Thursday, February 11, 2010

Latest in my mini-Garrelfest: Les amants réguliers (eng: Regular Lovers)

This one is far less... sexually transgressive than Louis Garrel's other works discussed on this blog, dear readers-- which is okay, because: 1. his dad Philippe is the director, and that would be really weird; and 2. this film makes up for it in high-quality French-leftie content. Think of it-- hot, brooding French men and women stare at each other, and the camera (and that means you, dear viewer), in long, lingering shots. Street battles from May '68 in Paris are lovingly recreated, anarchists and communists make common cause in basement meetings and smoke opium together in art lofts. For three screen hours! Never mind the 90 minute rule-- in this case, the rule is meant to be broken-- just like that one about looking directly at the camera-- and all in glorious black and white!

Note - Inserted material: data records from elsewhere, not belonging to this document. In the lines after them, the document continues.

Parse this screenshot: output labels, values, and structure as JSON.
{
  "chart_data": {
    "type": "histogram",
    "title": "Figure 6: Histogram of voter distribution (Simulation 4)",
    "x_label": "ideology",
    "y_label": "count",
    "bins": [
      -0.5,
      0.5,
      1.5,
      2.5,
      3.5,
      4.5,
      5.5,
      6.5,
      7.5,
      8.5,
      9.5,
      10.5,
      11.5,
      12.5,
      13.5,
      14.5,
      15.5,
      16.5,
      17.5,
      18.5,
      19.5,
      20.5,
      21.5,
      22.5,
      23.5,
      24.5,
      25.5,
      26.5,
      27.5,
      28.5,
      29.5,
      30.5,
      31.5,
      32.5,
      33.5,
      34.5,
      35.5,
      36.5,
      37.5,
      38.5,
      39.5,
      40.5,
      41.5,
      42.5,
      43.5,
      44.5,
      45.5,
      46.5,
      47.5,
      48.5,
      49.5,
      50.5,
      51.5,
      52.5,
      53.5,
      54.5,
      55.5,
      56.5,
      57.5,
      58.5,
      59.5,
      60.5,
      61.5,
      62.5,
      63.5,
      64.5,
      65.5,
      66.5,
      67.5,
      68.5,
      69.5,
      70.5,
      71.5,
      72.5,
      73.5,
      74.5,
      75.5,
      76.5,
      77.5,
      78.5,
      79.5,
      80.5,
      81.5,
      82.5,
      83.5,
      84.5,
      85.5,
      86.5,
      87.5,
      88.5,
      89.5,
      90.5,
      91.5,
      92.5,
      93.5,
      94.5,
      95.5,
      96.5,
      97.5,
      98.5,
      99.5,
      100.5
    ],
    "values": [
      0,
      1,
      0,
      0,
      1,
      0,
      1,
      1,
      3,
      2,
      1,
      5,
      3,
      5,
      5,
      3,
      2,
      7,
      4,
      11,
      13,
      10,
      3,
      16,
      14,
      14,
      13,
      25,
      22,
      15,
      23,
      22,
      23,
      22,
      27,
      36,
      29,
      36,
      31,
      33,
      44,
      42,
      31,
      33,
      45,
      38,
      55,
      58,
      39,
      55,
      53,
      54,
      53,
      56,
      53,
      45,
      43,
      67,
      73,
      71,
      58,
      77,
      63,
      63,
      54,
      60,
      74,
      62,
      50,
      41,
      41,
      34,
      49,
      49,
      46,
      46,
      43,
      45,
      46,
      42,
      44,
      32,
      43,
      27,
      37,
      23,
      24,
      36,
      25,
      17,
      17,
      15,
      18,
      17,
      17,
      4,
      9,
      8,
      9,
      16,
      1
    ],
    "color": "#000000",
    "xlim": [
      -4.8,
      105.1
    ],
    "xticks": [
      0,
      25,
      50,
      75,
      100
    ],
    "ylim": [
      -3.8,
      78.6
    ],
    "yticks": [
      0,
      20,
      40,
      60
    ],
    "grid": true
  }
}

I wondered aloud, elsewhere I think, what relation this would have to Bertolucci's I sognatori (eng: The Dreamers, also starring Garrel with Eva Green and that kinda-cute white boy who played Tommy Gnosis in Hedwig and the Angry Inch)-- which covered pretty much the same subject, but in a much more interiorized setting and presentation, if somewhat more perversely. Much to my delight, P. Garrel has a main character directly invoke not only Bernardo Bertolucci, directly to the camera by name, but also, the sacred name of Pasolini rolls directly off Louis Garrel's romance-language tongue. Cinegasm!

All of that is a lot of satisfaction, from both a political and a cultural view, and shih! The only thing that could have made it more perfect, reality notwithstanding, would have been anachronistic soundtrack contributions by Noir Désir.